Great 20th-century cities demanded forward looking solutions. When Philadelphia announced its intentions to join the City Beautiful Movement, grandiose cleanups would call for something more than the pith-helmeted army of “White Wings.” Marching, uniformed broomsmen were more reminiscent of 19th– century colonial conquests than 20th-century urban efficiency.
The new solution would be a machine, and the more newfangled the better. Sprinkling and sweeping devices were horse drawn and required abundant supporting labor on foot. Squeegee machines were moving in the right direction. They slicked down miles of asphalt, but anything pulled by a horse was still old-school, manure producing, and self-defeating. What could maintain the explosion of new highways and byways and blend in with booming vehicular traffic? It would need to be something self-contained, something that looked and played the part.
In 1911, the first internal combustion powered sweeper seemed to have it all. But it was limited by a too-small collecting capacity. And its steel-rimmed wheels were out of step with rubber tire technology. This sweeper did accomplish twice the work “at half the cost of the horse-hauled machine sweeper” but its engine moved it along at a snail’s pace and its inability to maneuver led to increased traffic congestion.

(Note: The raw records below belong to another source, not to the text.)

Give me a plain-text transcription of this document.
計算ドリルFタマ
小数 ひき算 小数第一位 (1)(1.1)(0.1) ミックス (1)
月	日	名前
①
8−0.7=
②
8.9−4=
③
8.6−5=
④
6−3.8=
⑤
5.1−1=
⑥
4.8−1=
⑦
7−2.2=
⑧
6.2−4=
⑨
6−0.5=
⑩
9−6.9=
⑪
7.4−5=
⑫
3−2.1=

John M. Murphy, an Illinois farmer turned windmill maker turned Elgin, Illinois City Father crafted the solution with a new and improved “street sweeping machine.” Murphy’s machine was agile; it kept up with automobile traffic. It didn’t damage the pavement; it didn’t raise dust and left no debris behind. The Elgin Motor Sweeper received U. S. Patent number 1,239,293 on September 4, 1917. And a month later, an unidentified city official called for the city’s new acquisition to be brought up to the northeast corner of Philadelphia City Hall where he posed with it.

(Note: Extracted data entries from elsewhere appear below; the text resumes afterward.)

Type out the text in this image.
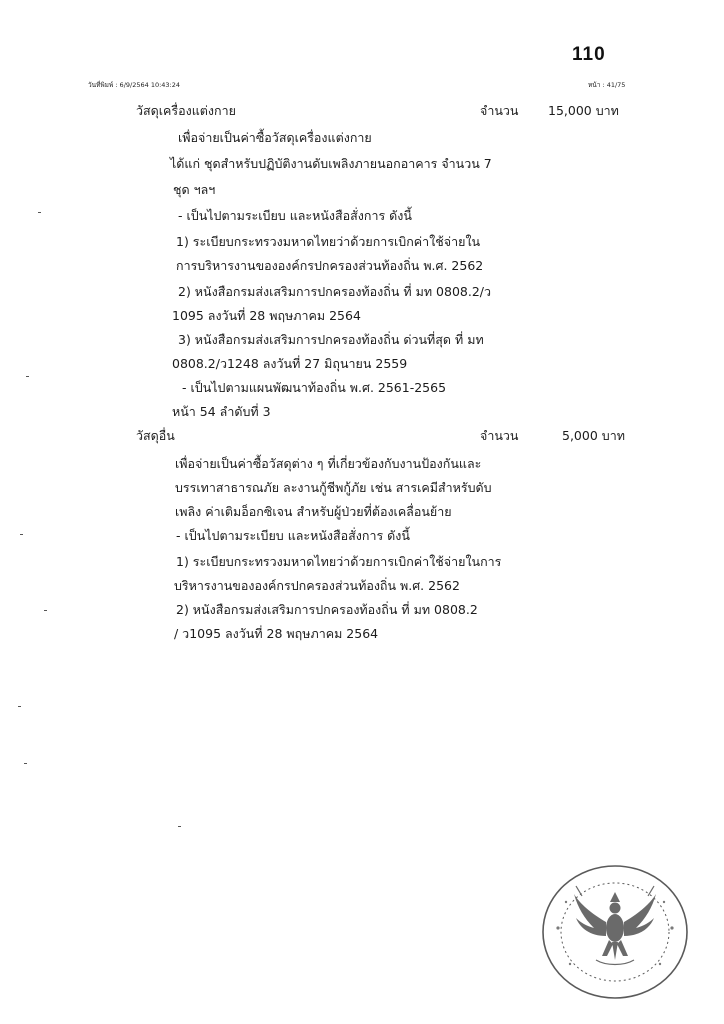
110
วันที่พิมพ์ : 6/9/2564 10:43:24	หน้า : 41/75
วัสดุเครื่องแต่งกาย	จำนวน 15,000 บาท
เพื่อจ่ายเป็นค่าซื้อวัสดุเครื่องแต่งกาย
ได้แก่ ชุดสำหรับปฏิบัติงานดับเพลิงภายนอกอาคาร จำนวน 7
ชุด ฯลฯ
- เป็นไปตามระเบียบ และหนังสือสั่งการ ดังนี้
1) ระเบียบกระทรวงมหาดไทยว่าด้วยการเบิกค่าใช้จ่ายใน
การบริหารงานขององค์กรปกครองส่วนท้องถิ่น พ.ศ. 2562
2) หนังสือกรมส่งเสริมการปกครองท้องถิ่น ที่ มท 0808.2/ว
1095 ลงวันที่ 28 พฤษภาคม 2564
3) หนังสือกรมส่งเสริมการปกครองท้องถิ่น ด่วนที่สุด ที่ มท
0808.2/ว1248 ลงวันที่ 27 มิถุนายน 2559
- เป็นไปตามแผนพัฒนาท้องถิ่น พ.ศ. 2561-2565
หน้า 54 ลำดับที่ 3
วัสดุอื่น	จำนวน	5,000 บาท
เพื่อจ่ายเป็นค่าซื้อวัสดุต่าง ๆ ที่เกี่ยวข้องกับงานป้องกันและ
บรรเทาสาธารณภัย ละงานกู้ชีพกู้ภัย เช่น สารเคมีสำหรับดับ
เพลิง ค่าเติมอ็อกซิเจน สำหรับผู้ป่วยที่ต้องเคลื่อนย้าย
- เป็นไปตามระเบียบ และหนังสือสั่งการ ดังนี้
1) ระเบียบกระทรวงมหาดไทยว่าด้วยการเบิกค่าใช้จ่ายในการ
บริหารงานขององค์กรปกครองส่วนท้องถิ่น พ.ศ. 2562
2) หนังสือกรมส่งเสริมการปกครองท้องถิ่น ที่ มท 0808.2
/ ว1095 ลงวันที่ 28 พฤษภาคม 2564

No question: the Elgin Motor Sweeper would cost-justify itself in Philadelphia, just as it had in beta testing on the roads of Boise, Idaho. There, the sweeper worked two, eight-hour shifts and cleaned 275,000 square yards of pavement per day—twice as much as the horse-drawn method. The operating cost? Nine cents per 1,000 square yards compared with a whopping 31 ½ cents using the old technique, according to the company history. “News of the fantastic new sweeper spread to Pocatello, Idaho—to Portland, Oregon” and, of course, to Philadelphia. “Fifteen Elgins were produced and put to use in 1915, twenty-three in 1916, forty-two the following year”—1917—when Philadelphia’s was proudly photographed.
The days of the “White Wing” army were over. Machines with names like “Gutter Snipe” would clean city streets in the 20th century. Mechanization, made elegant by innovation and compelling by fiscal responsibility, had taken command.